In our current culture, though one in five Americans has a disability, mainstream representations of disability are still rare (and characters with disabilities are typically portrayed by actors without disabilities). Mozgala considers something like the Lark/Apothetae Initiative an essential ingredient in pulling those experiences out of the shadows. That was why he created his theatre company in the first place, naming it with the Greek word for “the place of exposure.” This was not a healthy kind of exposure, though: Apothetae was the name for the infamous chasm into which ancient Spartans threw infants with deformities and disabilities.
“I started the company in 2012, because I wasn’t seeing my experience reflected back to me in a major way,” says Mozgala, who was born with cerebral palsy. For him, theatrical representations of disability tend to fall into the following stereotypes: “triumphing over adversity, death with dignity, and sort of being an inspiration.”
That is why the initiative is not just a writing fellowship. It’s designed to generate work from disabled artists about the disabled experience through two other components. “The second piece, which we think is just as important, is a continuing schedule of convenings so that that conversation doesn’t dissipate,” explains Lloyd Suh, director of artistic programs at the Lark. Those convenings would be for all kinds of disabled artists. In addition, the Lark also plans to host workshops for disabled writers. And though the fellowship is only for one writer, three finalists will each receive $5,000 apiece.
Through these explorations, Mozgala hopes to make it clear that there’s a whole world of stories out there that need to be presented.

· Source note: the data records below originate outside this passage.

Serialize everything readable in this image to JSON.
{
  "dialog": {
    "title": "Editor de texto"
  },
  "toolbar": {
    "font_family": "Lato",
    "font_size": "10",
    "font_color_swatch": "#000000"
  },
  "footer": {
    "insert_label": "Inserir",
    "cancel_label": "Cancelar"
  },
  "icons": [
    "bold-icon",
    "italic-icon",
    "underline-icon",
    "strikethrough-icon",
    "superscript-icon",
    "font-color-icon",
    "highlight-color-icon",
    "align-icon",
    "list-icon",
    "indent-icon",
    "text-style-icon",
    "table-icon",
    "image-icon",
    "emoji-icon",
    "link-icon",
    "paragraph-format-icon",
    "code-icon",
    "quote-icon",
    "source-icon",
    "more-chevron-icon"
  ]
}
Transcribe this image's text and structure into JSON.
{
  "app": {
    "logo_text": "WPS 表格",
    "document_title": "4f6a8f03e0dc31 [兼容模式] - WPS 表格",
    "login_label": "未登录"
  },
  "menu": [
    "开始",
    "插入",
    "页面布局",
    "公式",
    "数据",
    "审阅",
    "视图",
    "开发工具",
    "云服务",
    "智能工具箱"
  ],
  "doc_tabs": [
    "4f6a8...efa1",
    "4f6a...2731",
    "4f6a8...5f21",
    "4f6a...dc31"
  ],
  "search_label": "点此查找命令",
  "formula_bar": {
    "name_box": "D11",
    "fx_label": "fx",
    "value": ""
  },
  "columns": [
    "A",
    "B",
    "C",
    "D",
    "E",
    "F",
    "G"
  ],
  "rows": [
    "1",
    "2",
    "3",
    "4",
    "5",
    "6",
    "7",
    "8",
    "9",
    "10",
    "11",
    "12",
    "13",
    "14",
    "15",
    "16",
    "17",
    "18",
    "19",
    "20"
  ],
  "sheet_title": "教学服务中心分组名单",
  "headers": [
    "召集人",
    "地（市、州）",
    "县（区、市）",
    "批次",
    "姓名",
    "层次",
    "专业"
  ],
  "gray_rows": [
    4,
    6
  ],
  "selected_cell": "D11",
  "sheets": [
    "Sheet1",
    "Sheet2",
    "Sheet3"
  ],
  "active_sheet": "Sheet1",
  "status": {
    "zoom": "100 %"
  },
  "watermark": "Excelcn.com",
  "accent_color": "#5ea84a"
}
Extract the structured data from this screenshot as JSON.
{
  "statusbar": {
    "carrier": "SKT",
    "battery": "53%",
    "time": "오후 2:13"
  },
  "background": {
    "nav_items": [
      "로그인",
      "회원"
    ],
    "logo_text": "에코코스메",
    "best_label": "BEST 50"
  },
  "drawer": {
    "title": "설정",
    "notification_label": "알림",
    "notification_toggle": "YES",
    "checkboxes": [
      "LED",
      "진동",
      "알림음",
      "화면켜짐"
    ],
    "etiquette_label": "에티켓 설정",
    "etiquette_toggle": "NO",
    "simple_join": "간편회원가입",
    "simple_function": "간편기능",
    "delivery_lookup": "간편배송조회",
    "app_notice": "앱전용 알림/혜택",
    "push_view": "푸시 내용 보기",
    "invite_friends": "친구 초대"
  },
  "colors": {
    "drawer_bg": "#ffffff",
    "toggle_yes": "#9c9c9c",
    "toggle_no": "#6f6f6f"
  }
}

“Disability crosses all class, creed, socioeconomic status,” explains Mozgala. “My experience is very different from someone who has vision impairment, PTSD—it’s incredibly diffuse. That’s very interesting to me, and I think that’s worthy of exploration.” He continues, analogizing the program to others designed to nurture writers of other underrepresented populations, “It’s to have the disabled experience, to give it space to be explored on the same level, with the same rigor and attention, as the experience of individuals from other communities.”
The Lark has several such programs for targeted populations: a fellowship for Middle-Eastern writers, a fellowship for female writers. “It’s not enough to say it’s open for everybody,” explains Suh. “Sometimes we have to create opportunities that are specifically designed for a particular cultural conversation that we feel is urgent.”
The fellowship and gatherings are also national in scope; fellowship applicants and workshop participants do not have to live in New York City to be considered. “We’ve had virtual convenings,” says Suh. “If we select a fellow who can’t participate in a year-long writers’ group program, then we’ll find opportunities for them to have quicker retreats, so we’ll provide them with travel and housing to participate in a week-long, two-week-long things.”
One point of the initiative is to see who is out there and how they can be fostered. Mozgala admits that he’s not aware of many writers with disabilities. “The biggest challenge is, I think, how many disabled writers can you name?” he posits. “I don’t know where they are.”
But he’s confident that there are artists who can benefit from the opportunity.
“Let’s shoot up a flare to see who‘s there. You present this opportunity and see who comes toward it. The talent needs to be developed and cultivated, from an acting standpoint, a writing standpoint, administratively—all aspects.”